Berita, 6 Maret 2006

RUU Pornographi dan Pornoaksi yang sedang dibahas oleh Anggota DPR banyak mendapat dukungan dari berbagai pihak. Ini tentunya agar kita lebih berbudaya, selama ini untuk meningkatkan kemajuan bangsa diperlukan dua hal pokok yakni :

Pertama, perekonomian. Untuk yang satu ini kita tidak perlu untuk malu bercermin pada Cina dan Taiwan. Taiwan ditunjang oleh teknologi microchip untuk membangun perekonomian, hampir semua perangkat elektronik dapat dibuat di Taiwan. Begitupun di Cina sektor barang elektronik dan tekstil berhasil memacu pertumbuhan ekonomi. Sayapun belum pernah melihat exploitasi wanita atas nama seni dapat memacu pertumbuhan ekonomi.

Kedua, teknologi.
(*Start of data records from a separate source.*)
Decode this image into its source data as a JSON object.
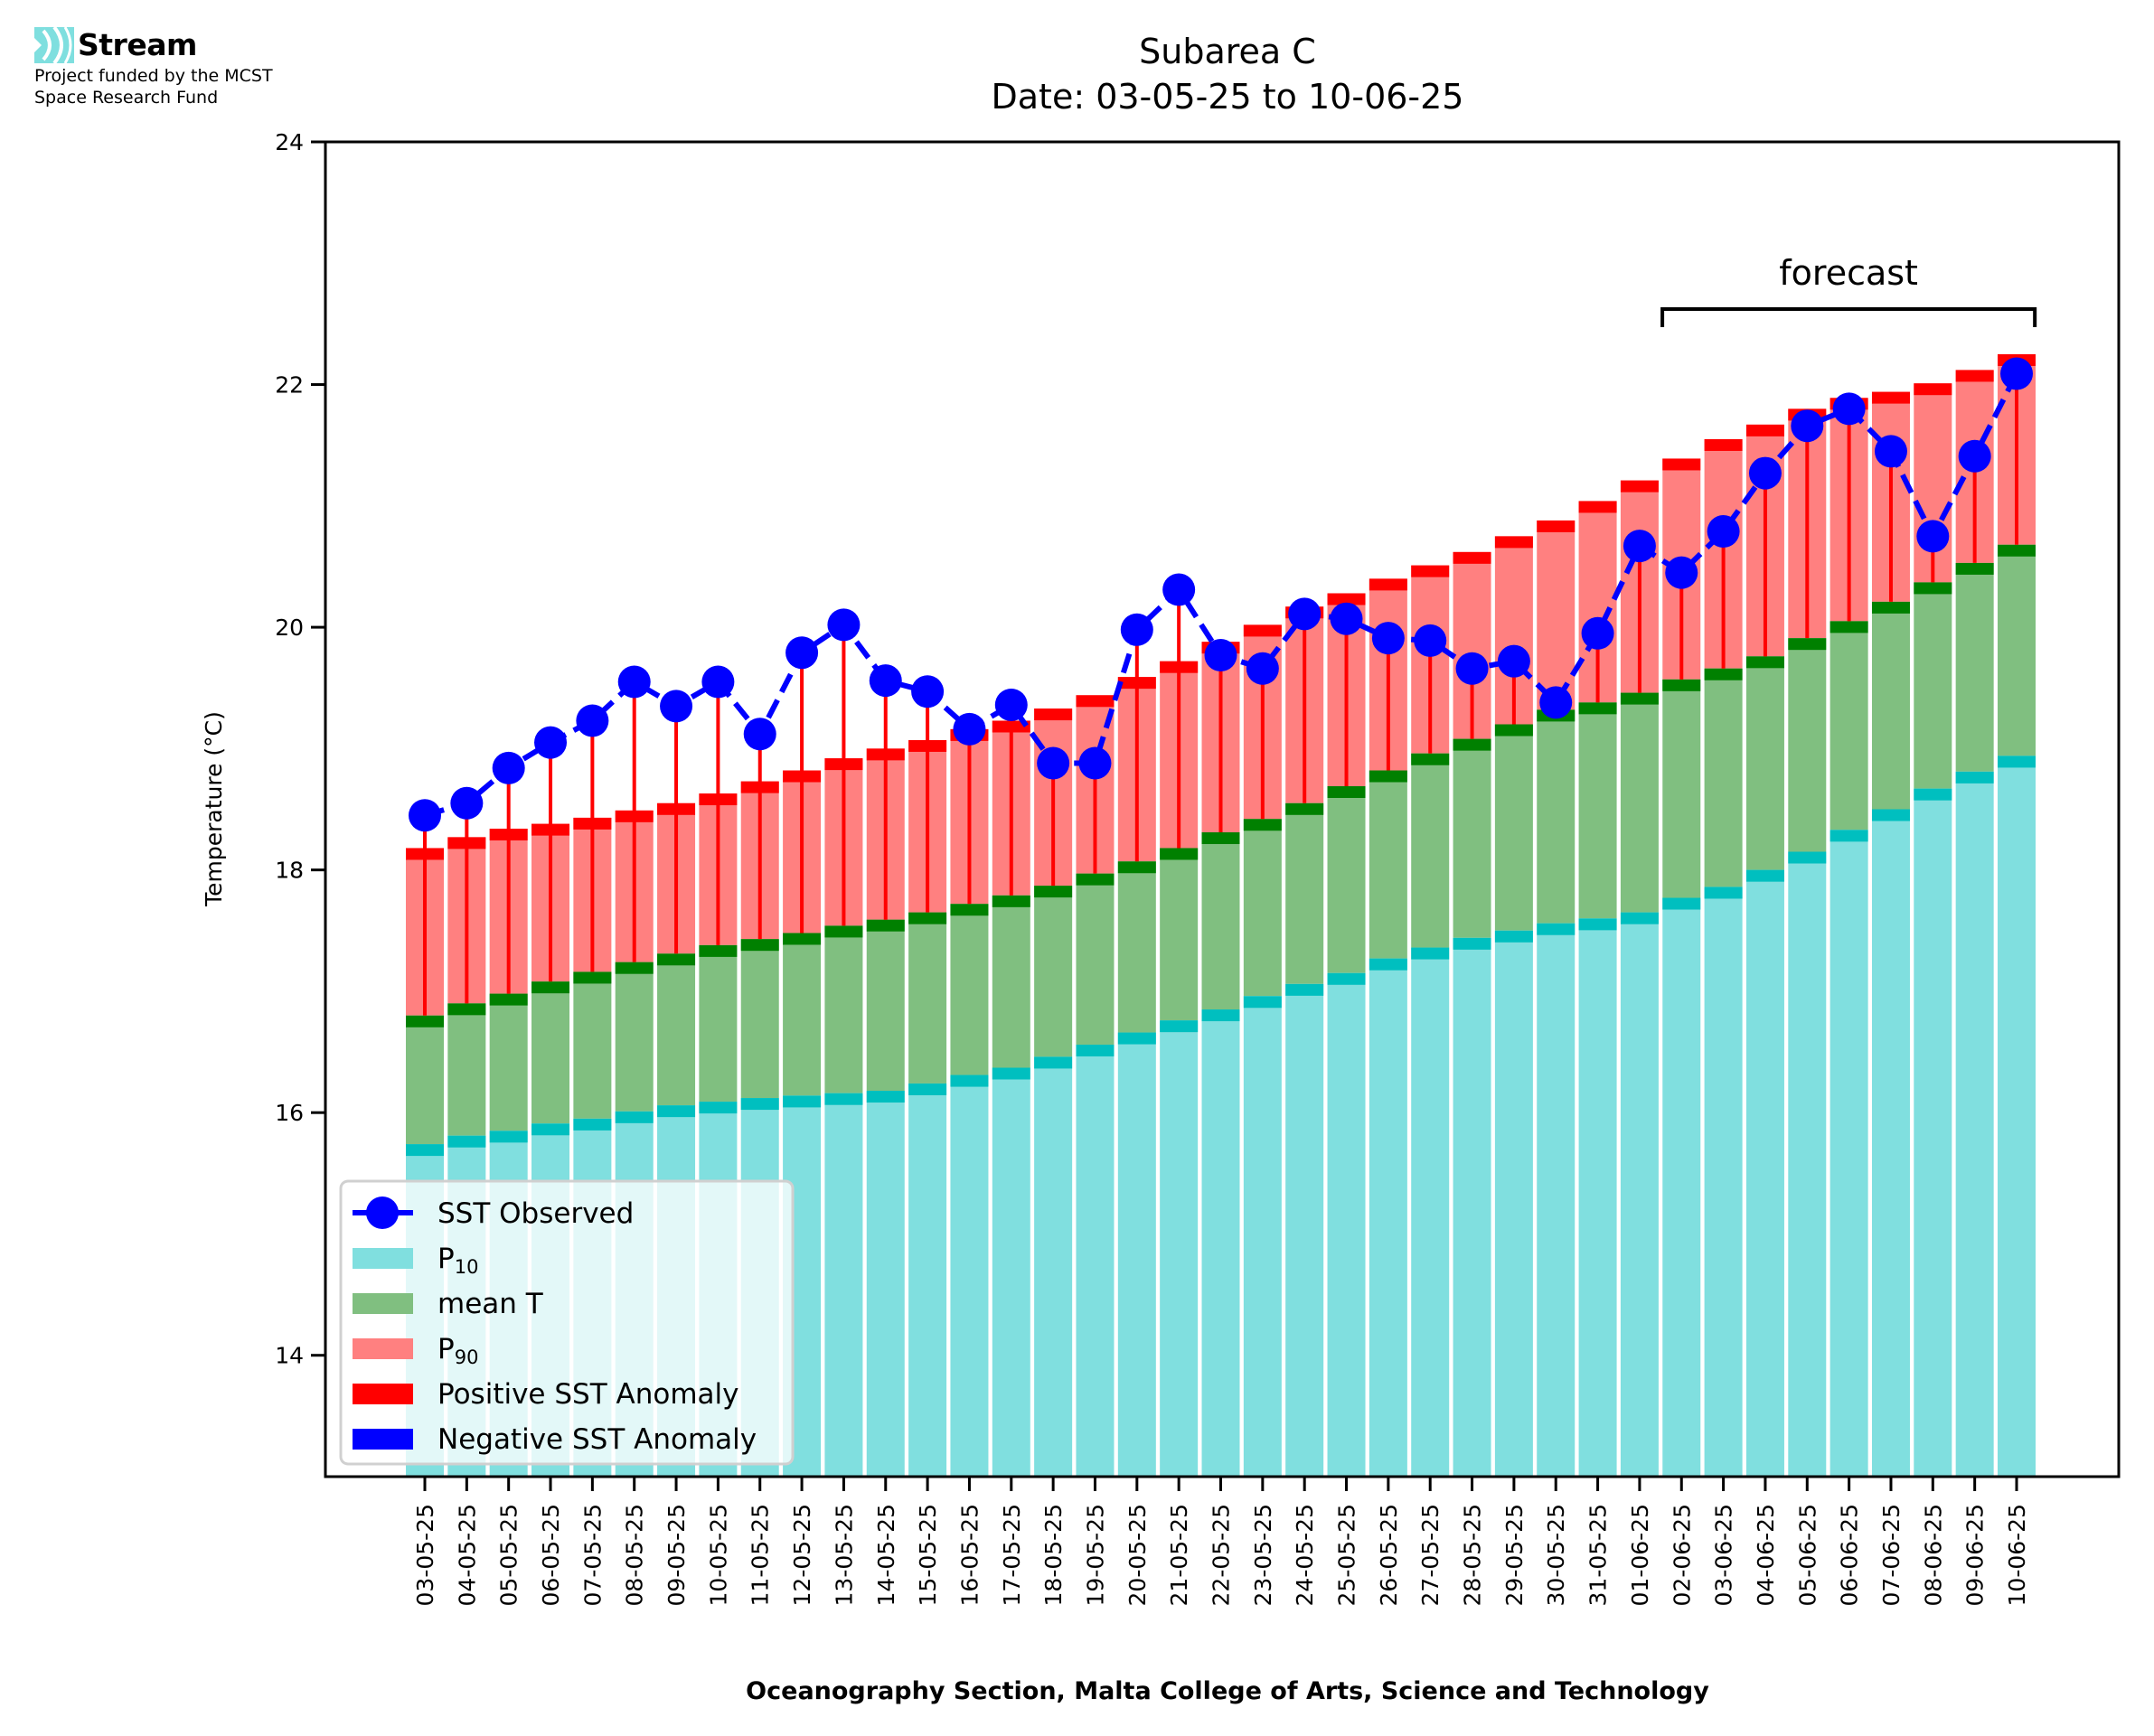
{
  "logo": {
    "name": "Stream",
    "subtitle_line1": "Project funded by the MCST",
    "subtitle_line2": "Space Research Fund",
    "icon": "stream-waves-icon",
    "color": "#7fdfdf"
  },
  "colors": {
    "p10": "#80dfdf",
    "p10_cap": "#00bfbf",
    "mean": "#80bf80",
    "mean_cap": "#008000",
    "p90": "#ff8080",
    "p90_cap": "#ff0000",
    "positive_anomaly": "#ff0000",
    "negative_anomaly": "#0000ff",
    "observed": "#0000ff"
  },
  "chart_data": {
    "type": "bar",
    "title": "Subarea C",
    "subtitle": "Date: 03-05-25 to 10-06-25",
    "xlabel": "Oceanography Section, Malta College of Arts, Science and Technology",
    "ylabel": "Temperature (°C)",
    "ylim": [
      13,
      24
    ],
    "yticks": [
      14,
      16,
      18,
      20,
      22,
      24
    ],
    "grid": false,
    "legend_position": "lower-left",
    "categories": [
      "03-05-25",
      "04-05-25",
      "05-05-25",
      "06-05-25",
      "07-05-25",
      "08-05-25",
      "09-05-25",
      "10-05-25",
      "11-05-25",
      "12-05-25",
      "13-05-25",
      "14-05-25",
      "15-05-25",
      "16-05-25",
      "17-05-25",
      "18-05-25",
      "19-05-25",
      "20-05-25",
      "21-05-25",
      "22-05-25",
      "23-05-25",
      "24-05-25",
      "25-05-25",
      "26-05-25",
      "27-05-25",
      "28-05-25",
      "29-05-25",
      "30-05-25",
      "31-05-25",
      "01-06-25",
      "02-06-25",
      "03-06-25",
      "04-06-25",
      "05-06-25",
      "06-06-25",
      "07-06-25",
      "08-06-25",
      "09-06-25",
      "10-06-25"
    ],
    "series": [
      {
        "name": "P10",
        "label_main": "P",
        "label_sub": "10",
        "kind": "bar",
        "values": [
          15.74,
          15.81,
          15.85,
          15.91,
          15.95,
          16.01,
          16.06,
          16.09,
          16.12,
          16.14,
          16.16,
          16.18,
          16.24,
          16.31,
          16.37,
          16.46,
          16.56,
          16.66,
          16.76,
          16.85,
          16.96,
          17.06,
          17.15,
          17.27,
          17.36,
          17.44,
          17.5,
          17.56,
          17.6,
          17.65,
          17.77,
          17.86,
          18.0,
          18.15,
          18.33,
          18.5,
          18.67,
          18.81,
          18.94
        ]
      },
      {
        "name": "mean T",
        "label_main": "mean T",
        "label_sub": "",
        "kind": "bar",
        "values": [
          16.8,
          16.9,
          16.98,
          17.08,
          17.16,
          17.24,
          17.31,
          17.38,
          17.43,
          17.48,
          17.54,
          17.59,
          17.65,
          17.72,
          17.79,
          17.87,
          17.97,
          18.07,
          18.18,
          18.31,
          18.42,
          18.55,
          18.69,
          18.82,
          18.96,
          19.08,
          19.2,
          19.32,
          19.38,
          19.46,
          19.57,
          19.66,
          19.76,
          19.91,
          20.05,
          20.21,
          20.37,
          20.53,
          20.68
        ]
      },
      {
        "name": "P90",
        "label_main": "P",
        "label_sub": "90",
        "kind": "bar",
        "values": [
          18.18,
          18.27,
          18.34,
          18.38,
          18.43,
          18.49,
          18.55,
          18.63,
          18.73,
          18.82,
          18.92,
          19.0,
          19.07,
          19.16,
          19.23,
          19.33,
          19.44,
          19.59,
          19.72,
          19.88,
          20.02,
          20.17,
          20.28,
          20.4,
          20.51,
          20.62,
          20.75,
          20.88,
          21.04,
          21.21,
          21.39,
          21.55,
          21.67,
          21.8,
          21.89,
          21.94,
          22.01,
          22.12,
          22.25
        ]
      },
      {
        "name": "SST Observed",
        "label_main": "SST Observed",
        "label_sub": "",
        "kind": "line",
        "values": [
          18.45,
          18.55,
          18.84,
          19.05,
          19.23,
          19.55,
          19.35,
          19.55,
          19.12,
          19.79,
          20.02,
          19.56,
          19.47,
          19.16,
          19.36,
          18.88,
          18.88,
          19.98,
          20.31,
          19.77,
          19.66,
          20.11,
          20.07,
          19.91,
          19.89,
          19.66,
          19.72,
          19.38,
          19.95,
          20.67,
          20.45,
          20.79,
          21.27,
          21.66,
          21.8,
          21.45,
          20.75,
          21.41,
          22.09
        ]
      }
    ],
    "legend": [
      {
        "label_main": "SST Observed",
        "label_sub": "",
        "type": "line-marker",
        "color": "#0000ff"
      },
      {
        "label_main": "P",
        "label_sub": "10",
        "type": "patch",
        "color": "#80dfdf"
      },
      {
        "label_main": "mean T",
        "label_sub": "",
        "type": "patch",
        "color": "#80bf80"
      },
      {
        "label_main": "P",
        "label_sub": "90",
        "type": "patch",
        "color": "#ff8080"
      },
      {
        "label_main": "Positive SST Anomaly",
        "label_sub": "",
        "type": "patch",
        "color": "#ff0000"
      },
      {
        "label_main": "Negative SST Anomaly",
        "label_sub": "",
        "type": "patch",
        "color": "#0000ff"
      }
    ],
    "annotations": [
      {
        "text": "forecast",
        "type": "bracket",
        "from": "02-06-25",
        "to": "10-06-25"
      }
    ]
  }
}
Teknologi merupakan hal yang teramat penting, bahkan dapat dikatakan siapa yang menguasai teknologi dialah yang menguasai perekonomian. Amerika mendominasi teknologi perangkat lunak, India berhasil mengembangkan teknologi perangkat lunak, lalu mengapa kita mengimpor teknologi majalah khusus dewasa.

Saya juga heran mengapa RUU pornographi dan pornoaksi dikatakan mengekang inovasi wanita. Perlu saya garis bawahi bahwa sistem kitalah yang menjunjung tinggi harkat dan martabat wanita.

Salah satu contohnya dalam hukum waris, wanita mendapatkan bagian 2 kali lipat dari pria. Meskipun demikian tidak ada seorang priapun merasakan itu tidak adil.

Hal yang lain adalah kita memandang wanita (pernikahan) sangat agung, karena pernikahan adalah setengah dari iman. Posisi ini begitu penting karena ibu merupakan tiang dari negara, dari merekalah anak-anak yang menjadi harapan bangsa akan lahir. Coba bayangkan jika ibu-ibu ini melakukan pornographi dan pornoaksi, generasi apa yang akan dilahirkan.

Kebebasan kadang merampas hak orang lain, pemerintah hendaknya mencegah agar hak-hak mayoritas jangan terampas. Saya lebih setuju jika majalah-majalah tersebut dijual khusus untuk orang dewasa yang telah menikah, karena bagi kalangan ini majalah tersebut sangat cocok.